We've all been there, whenever a device suddenly stops working correctly your instinctively inclined to switch it off and then on again and almost every time this seems to fix the issue. But why?
Well there is a fairly simple answer. It's just that most electronic devices no matter how seemingly simple or complex have some type of processor in them which have a small amount of memory and run software just like a regular computer. Sometimes however, the software isn't written 100% efficiently and there is a bug in it.
When a device like this crashes or reaches one of those bugs, it's usually because the software is either reading from the wrong memory location, or processed some data in a miscalculated memory location. This can be triggered by any kind of unplanned event or condition that they didn't account for when writing the device's software. When that device is restarted and powers back up, it clears out the memory and starts the software from the beginning.
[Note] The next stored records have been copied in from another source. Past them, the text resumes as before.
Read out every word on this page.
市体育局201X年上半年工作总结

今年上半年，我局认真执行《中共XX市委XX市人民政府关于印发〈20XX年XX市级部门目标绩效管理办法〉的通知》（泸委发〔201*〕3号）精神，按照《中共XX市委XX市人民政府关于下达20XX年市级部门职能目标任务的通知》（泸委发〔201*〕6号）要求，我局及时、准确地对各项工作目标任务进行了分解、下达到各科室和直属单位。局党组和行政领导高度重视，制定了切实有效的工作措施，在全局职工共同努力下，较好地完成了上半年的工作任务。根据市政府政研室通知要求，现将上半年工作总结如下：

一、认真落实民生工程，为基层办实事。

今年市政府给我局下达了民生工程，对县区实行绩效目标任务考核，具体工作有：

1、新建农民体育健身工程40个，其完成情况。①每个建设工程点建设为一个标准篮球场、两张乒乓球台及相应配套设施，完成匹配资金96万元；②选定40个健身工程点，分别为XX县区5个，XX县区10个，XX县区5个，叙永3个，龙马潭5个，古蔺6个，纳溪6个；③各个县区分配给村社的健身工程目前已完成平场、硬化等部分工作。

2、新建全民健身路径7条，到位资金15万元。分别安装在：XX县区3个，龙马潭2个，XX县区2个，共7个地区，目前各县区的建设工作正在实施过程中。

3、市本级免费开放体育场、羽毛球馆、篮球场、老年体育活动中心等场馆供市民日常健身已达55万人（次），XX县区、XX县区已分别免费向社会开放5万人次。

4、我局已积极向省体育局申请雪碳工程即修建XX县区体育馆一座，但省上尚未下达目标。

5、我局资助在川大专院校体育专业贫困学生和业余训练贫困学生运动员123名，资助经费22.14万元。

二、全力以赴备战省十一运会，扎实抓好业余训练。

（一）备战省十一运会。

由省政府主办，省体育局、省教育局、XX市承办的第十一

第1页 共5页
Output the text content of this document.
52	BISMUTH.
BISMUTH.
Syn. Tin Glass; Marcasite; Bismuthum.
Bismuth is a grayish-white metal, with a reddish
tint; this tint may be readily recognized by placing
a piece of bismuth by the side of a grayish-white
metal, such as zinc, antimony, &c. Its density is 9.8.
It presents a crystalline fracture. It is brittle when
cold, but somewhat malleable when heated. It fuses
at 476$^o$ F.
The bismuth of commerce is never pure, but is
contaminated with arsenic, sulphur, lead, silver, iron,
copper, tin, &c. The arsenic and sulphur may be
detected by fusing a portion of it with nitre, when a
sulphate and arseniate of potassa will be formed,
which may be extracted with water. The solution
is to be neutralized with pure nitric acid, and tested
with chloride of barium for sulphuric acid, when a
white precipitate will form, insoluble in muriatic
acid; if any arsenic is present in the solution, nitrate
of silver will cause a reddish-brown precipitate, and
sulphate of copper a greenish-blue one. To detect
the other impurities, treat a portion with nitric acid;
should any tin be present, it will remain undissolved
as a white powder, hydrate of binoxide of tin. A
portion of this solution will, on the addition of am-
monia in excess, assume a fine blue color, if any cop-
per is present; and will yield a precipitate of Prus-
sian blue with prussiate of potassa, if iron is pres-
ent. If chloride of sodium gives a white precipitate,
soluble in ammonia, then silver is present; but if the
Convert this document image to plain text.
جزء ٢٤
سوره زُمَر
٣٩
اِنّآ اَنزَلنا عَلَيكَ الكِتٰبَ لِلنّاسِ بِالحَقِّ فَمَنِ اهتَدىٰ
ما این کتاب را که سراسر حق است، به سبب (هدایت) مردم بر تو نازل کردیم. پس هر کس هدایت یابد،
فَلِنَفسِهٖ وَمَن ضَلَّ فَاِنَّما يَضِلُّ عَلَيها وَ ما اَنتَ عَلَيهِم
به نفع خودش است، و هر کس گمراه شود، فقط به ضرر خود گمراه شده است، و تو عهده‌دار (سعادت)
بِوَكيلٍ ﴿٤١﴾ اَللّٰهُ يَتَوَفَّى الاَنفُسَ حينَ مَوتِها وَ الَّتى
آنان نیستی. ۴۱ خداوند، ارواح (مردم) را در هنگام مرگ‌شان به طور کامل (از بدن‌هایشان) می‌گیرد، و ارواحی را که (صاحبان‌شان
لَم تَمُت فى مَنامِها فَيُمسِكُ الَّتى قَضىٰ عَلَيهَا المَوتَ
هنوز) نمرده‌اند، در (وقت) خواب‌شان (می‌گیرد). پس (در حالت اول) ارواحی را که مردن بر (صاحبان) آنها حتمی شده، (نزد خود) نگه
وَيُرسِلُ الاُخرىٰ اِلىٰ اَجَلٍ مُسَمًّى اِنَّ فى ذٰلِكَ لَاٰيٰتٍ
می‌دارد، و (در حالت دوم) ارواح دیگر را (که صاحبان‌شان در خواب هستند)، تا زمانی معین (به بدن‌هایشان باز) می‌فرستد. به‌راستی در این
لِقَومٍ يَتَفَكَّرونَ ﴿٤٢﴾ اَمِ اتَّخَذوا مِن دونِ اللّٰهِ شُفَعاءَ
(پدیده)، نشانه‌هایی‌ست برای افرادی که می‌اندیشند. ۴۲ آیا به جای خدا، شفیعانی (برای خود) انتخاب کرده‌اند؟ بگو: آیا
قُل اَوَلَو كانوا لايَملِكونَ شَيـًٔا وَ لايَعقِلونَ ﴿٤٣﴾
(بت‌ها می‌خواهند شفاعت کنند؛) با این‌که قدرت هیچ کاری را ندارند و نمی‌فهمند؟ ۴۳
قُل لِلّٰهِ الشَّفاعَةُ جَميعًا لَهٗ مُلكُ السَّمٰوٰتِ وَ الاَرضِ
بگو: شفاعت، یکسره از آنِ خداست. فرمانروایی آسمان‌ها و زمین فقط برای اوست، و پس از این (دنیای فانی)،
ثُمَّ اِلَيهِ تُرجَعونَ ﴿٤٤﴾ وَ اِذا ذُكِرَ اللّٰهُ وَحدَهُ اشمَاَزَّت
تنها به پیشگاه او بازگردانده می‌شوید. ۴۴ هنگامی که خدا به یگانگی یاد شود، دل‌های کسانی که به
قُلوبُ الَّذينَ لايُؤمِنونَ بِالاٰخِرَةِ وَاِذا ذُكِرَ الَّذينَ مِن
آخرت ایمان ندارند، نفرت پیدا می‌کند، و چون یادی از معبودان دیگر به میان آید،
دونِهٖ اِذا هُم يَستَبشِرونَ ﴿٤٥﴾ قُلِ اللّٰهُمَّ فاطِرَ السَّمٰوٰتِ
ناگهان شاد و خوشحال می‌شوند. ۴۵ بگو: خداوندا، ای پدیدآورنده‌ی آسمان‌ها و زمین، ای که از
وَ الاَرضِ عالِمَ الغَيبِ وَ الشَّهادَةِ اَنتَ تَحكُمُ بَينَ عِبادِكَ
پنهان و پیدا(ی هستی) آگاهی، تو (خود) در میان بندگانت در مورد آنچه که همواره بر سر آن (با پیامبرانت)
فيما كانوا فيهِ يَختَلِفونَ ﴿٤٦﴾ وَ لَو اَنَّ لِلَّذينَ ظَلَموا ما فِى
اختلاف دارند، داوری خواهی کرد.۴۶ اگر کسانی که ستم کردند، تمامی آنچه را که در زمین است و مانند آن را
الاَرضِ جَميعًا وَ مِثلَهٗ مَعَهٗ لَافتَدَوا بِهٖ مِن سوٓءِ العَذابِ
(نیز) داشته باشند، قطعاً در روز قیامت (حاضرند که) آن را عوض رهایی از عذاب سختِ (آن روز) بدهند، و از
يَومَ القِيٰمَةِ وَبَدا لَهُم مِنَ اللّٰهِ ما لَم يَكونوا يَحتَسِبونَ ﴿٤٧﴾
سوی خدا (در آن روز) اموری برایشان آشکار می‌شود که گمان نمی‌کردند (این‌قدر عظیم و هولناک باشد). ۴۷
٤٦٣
When it comes to the technical side, there is quite a few explanations on how these two types of bugs can happen. The first thing to know is the the software gets executed line by line and it gets stored in memory. So the processor in this device has to keep track of which line of code it's running. Also these devices have other circuits attached to them that provide input to the processor. That input can be a sensor or something like a timer. The problem is the input from those sensors and timers can happen any time and it's hard for the processor to predict when that will happen. When that input does happen, the processor has to momentarily pause at whatever line of code is was running and then deal with the input. This is called an interruptbecause it interrupts the processor.
So the processor takes the memory address of the line of code it was about to execute and stores it in memory then it looks at the kind of input it just got and goes somewhere else in the code memory to find out how to deal with that kind of input. When it's done doing that, it goes back to the line of code it saved and starts working from there as if nothing ever happened.
To make this all work properly, the programmers have to be very careful about how they write the software. This is one of the most common places for mistakes to happen that can cause an electronic device to malfunction and it then needs to be turned off and back on again.